Os experimentos com equipamentos capazes de enxergar através das paredes – ou mesmo ver o que está além da esquina – vêm sendo feitos há mais de uma década, com resultados que ainda precisam melhorar.

Agora, David Lindell e Gordon Wetzstein, da Universidade de Stanford, nos EUA, criaram um novo algoritmo que consegue reconstruir o movimento das partículas de luz – os fótons – com grande precisão, suficiente para reconstruir uma imagem que não pode ser vista diretamente.
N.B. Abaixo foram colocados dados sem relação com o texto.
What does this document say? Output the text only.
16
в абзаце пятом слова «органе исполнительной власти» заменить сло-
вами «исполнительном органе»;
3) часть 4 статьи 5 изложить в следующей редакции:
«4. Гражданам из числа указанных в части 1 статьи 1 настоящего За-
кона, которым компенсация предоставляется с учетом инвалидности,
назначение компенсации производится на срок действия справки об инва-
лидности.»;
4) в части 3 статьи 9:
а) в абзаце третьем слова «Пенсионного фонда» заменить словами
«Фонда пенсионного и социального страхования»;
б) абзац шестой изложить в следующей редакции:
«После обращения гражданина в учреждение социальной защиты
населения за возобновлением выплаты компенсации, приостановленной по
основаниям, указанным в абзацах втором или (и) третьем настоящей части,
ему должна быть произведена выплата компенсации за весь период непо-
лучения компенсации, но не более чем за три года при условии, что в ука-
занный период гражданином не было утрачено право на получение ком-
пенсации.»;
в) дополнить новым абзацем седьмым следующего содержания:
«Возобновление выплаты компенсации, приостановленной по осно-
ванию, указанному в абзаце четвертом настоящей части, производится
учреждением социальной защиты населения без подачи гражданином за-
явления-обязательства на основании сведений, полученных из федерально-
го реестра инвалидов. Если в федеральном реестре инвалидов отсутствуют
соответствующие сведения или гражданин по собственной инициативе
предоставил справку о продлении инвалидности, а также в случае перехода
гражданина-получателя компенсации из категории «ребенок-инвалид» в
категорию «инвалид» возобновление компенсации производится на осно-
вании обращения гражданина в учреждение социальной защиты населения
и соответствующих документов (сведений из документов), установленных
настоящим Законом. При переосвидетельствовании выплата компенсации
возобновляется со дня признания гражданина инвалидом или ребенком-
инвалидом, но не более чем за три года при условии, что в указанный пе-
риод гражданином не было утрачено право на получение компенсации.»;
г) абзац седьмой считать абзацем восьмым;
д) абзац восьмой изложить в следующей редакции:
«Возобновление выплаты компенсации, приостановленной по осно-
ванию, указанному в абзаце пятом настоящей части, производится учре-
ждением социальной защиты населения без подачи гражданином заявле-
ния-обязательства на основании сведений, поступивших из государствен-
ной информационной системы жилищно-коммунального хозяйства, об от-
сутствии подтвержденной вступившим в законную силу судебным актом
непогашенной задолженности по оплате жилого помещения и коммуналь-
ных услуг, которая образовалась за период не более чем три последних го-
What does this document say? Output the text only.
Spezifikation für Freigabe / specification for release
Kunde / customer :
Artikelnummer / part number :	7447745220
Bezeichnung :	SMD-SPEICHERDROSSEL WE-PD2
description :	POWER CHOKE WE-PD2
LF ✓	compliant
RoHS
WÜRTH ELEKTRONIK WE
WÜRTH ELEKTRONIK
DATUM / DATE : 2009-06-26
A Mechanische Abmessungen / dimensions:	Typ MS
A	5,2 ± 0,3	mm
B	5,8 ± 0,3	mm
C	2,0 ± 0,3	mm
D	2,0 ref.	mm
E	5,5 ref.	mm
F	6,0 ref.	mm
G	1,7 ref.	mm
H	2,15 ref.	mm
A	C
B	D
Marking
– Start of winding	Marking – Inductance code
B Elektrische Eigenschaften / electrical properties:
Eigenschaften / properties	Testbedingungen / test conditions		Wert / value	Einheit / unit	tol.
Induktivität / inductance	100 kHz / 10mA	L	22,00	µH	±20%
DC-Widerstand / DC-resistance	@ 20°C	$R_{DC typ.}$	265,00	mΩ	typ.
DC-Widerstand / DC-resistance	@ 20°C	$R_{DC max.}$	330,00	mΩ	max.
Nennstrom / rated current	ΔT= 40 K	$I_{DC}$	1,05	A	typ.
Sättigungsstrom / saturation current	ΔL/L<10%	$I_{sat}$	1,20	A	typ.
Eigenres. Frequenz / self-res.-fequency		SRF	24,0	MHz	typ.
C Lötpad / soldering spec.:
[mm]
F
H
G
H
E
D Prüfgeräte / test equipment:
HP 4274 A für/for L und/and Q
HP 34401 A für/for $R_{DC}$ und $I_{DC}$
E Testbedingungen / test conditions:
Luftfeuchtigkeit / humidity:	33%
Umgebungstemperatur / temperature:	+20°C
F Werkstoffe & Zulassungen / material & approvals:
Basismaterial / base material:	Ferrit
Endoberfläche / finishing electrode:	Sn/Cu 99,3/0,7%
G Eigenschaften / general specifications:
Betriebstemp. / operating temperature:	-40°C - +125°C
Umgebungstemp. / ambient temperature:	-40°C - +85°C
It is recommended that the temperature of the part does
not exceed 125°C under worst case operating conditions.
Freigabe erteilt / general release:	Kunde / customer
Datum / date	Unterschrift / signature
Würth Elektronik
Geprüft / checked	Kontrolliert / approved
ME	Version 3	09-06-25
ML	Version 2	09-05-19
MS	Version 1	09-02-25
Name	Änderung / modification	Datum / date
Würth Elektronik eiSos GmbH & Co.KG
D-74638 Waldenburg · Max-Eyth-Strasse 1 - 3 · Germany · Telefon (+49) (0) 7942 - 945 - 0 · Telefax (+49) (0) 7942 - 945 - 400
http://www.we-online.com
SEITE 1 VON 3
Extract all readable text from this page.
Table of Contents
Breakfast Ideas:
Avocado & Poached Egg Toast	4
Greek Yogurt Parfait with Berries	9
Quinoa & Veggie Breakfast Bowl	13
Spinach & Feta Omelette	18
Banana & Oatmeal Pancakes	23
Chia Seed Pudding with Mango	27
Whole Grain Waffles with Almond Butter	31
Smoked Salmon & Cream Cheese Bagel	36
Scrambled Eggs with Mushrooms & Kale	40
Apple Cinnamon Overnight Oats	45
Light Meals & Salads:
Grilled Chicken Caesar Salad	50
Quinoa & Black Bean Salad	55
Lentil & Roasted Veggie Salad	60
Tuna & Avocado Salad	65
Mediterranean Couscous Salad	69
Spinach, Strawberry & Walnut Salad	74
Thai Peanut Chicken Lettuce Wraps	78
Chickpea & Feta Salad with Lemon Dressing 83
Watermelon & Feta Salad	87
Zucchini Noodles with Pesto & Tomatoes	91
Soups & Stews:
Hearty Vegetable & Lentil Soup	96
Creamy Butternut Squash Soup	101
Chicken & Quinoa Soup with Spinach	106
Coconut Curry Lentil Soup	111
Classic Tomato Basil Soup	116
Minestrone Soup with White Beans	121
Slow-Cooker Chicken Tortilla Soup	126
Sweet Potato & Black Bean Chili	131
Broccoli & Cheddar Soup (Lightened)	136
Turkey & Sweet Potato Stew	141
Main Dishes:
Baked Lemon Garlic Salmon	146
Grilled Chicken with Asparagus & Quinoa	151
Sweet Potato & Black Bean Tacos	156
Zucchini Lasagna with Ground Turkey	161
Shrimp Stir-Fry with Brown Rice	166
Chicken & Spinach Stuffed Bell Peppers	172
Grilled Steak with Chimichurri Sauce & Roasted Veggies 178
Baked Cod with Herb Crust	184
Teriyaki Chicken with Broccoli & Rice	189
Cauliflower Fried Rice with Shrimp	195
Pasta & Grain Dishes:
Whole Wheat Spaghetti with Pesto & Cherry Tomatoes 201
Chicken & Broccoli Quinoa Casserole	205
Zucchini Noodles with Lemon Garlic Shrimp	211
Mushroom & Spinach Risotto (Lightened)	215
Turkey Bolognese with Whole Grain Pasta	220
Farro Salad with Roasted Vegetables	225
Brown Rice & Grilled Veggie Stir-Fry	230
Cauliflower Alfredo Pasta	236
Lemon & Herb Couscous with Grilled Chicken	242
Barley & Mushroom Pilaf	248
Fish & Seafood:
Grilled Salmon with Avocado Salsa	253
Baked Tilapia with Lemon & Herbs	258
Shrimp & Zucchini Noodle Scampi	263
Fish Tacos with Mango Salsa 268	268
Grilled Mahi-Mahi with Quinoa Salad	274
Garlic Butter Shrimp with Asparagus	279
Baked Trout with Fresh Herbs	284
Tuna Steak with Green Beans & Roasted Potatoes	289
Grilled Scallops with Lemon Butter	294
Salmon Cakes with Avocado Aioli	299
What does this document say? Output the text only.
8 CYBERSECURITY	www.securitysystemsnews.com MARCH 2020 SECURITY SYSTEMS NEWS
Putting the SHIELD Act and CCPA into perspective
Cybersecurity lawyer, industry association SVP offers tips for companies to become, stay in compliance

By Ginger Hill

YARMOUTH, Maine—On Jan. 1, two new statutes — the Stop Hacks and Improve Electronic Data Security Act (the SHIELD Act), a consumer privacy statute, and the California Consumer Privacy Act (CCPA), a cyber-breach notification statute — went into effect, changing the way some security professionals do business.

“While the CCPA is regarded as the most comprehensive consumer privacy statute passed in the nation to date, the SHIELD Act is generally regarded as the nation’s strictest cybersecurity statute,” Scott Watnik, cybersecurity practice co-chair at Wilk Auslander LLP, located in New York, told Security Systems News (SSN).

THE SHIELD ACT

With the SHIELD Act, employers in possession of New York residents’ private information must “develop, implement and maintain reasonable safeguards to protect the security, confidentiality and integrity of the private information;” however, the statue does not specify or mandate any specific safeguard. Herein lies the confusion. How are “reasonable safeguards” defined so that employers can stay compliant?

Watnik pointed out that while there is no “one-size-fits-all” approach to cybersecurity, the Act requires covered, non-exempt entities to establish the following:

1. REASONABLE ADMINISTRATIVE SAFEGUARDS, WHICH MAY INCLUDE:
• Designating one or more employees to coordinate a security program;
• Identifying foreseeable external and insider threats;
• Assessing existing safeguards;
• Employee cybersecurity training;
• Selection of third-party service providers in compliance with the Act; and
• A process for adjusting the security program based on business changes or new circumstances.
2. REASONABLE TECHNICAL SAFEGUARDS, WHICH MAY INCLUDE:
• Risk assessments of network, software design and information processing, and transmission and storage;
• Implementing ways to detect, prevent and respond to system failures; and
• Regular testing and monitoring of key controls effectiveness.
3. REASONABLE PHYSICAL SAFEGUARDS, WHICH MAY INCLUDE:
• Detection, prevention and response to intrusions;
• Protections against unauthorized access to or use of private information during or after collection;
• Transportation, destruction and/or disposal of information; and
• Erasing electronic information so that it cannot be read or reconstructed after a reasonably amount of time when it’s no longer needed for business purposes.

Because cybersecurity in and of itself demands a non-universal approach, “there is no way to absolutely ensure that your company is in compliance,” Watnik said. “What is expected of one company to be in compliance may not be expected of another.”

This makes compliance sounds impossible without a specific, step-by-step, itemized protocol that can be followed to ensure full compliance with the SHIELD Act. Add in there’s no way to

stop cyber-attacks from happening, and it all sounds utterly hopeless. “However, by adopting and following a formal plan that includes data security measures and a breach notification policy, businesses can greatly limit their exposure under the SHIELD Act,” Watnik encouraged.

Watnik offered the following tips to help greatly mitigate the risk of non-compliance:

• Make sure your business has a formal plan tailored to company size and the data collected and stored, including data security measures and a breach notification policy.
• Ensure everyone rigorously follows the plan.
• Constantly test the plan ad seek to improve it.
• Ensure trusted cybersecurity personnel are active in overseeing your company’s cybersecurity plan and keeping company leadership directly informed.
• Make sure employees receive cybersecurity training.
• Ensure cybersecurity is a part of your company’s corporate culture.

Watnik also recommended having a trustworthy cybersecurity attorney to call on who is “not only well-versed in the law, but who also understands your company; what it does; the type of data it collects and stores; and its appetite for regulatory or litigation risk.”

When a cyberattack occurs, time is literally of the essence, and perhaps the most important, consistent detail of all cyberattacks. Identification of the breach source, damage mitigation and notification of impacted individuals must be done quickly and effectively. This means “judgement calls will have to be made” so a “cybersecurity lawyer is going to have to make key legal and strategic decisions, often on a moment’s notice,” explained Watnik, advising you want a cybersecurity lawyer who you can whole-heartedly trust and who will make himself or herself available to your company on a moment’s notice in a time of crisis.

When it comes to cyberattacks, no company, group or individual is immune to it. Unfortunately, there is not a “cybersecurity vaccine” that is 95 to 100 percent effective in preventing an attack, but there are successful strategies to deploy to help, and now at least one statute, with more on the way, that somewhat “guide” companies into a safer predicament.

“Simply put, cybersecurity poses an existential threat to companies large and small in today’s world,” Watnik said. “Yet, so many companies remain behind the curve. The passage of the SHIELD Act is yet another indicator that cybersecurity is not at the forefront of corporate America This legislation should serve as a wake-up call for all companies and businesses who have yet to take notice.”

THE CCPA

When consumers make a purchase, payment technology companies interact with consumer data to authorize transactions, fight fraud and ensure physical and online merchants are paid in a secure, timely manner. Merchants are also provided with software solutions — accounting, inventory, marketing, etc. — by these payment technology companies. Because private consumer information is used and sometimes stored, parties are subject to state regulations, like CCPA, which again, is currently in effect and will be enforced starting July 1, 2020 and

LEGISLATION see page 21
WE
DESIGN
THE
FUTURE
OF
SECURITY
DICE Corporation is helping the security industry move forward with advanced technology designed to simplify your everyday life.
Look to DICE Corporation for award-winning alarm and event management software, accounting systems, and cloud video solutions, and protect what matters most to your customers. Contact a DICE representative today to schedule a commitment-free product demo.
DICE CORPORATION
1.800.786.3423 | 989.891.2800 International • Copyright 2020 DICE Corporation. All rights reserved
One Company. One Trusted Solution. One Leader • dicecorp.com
Nos testes, o sistema reconstruiu com sucesso formas obscurecidas por um bloco de espuma de 2,5 centímetros de espessura – para o olho humano, é como ver através das paredes.

“Várias técnicas de imageamento tornam as imagens um pouco melhores, um pouco menos chuviscadas, mas aqui estamos realmente tornando visível o invisível,” disse Wetzstein. “Isso está realmente ultrapassando a fronteira do que pode ser possível com qualquer tipo de sistema de detecção. É como uma visão sobre-humana.”

Algumas dessas outras técnicas têm sido usadas em microscopia, mas o novo sistema consegue abarcar ambientes em larga escala, permitindo vislumbrar seu uso, por exemplo, na navegação de veículos autônomos, permitindo identificar objetos sob neblina ou chuva forte, ou mesmo fotografar a superfície da Terra e de outros planetas através de atmosferas nubladas.

 

Visão de raios X funciona sem os raios X

Vendo objetos ocultos

Para ver através de ambientes que espalham luz em todas as direções, o sistema emparelha um laser com um detector de fótons super sensível, que registra cada fóton de luz laser que o atinge.

Conforme o laser varre uma obstrução, ocasionalmente um fóton consegue passar pela barreira, atingindo os objetos escondidos atrás dela, e passar de volta pela espuma para chegar ao detector. O programa usa então esses poucos fótons – e informações sobre onde e quando eles atingem o detector – para reconstruir os objetos ocultos em 3D.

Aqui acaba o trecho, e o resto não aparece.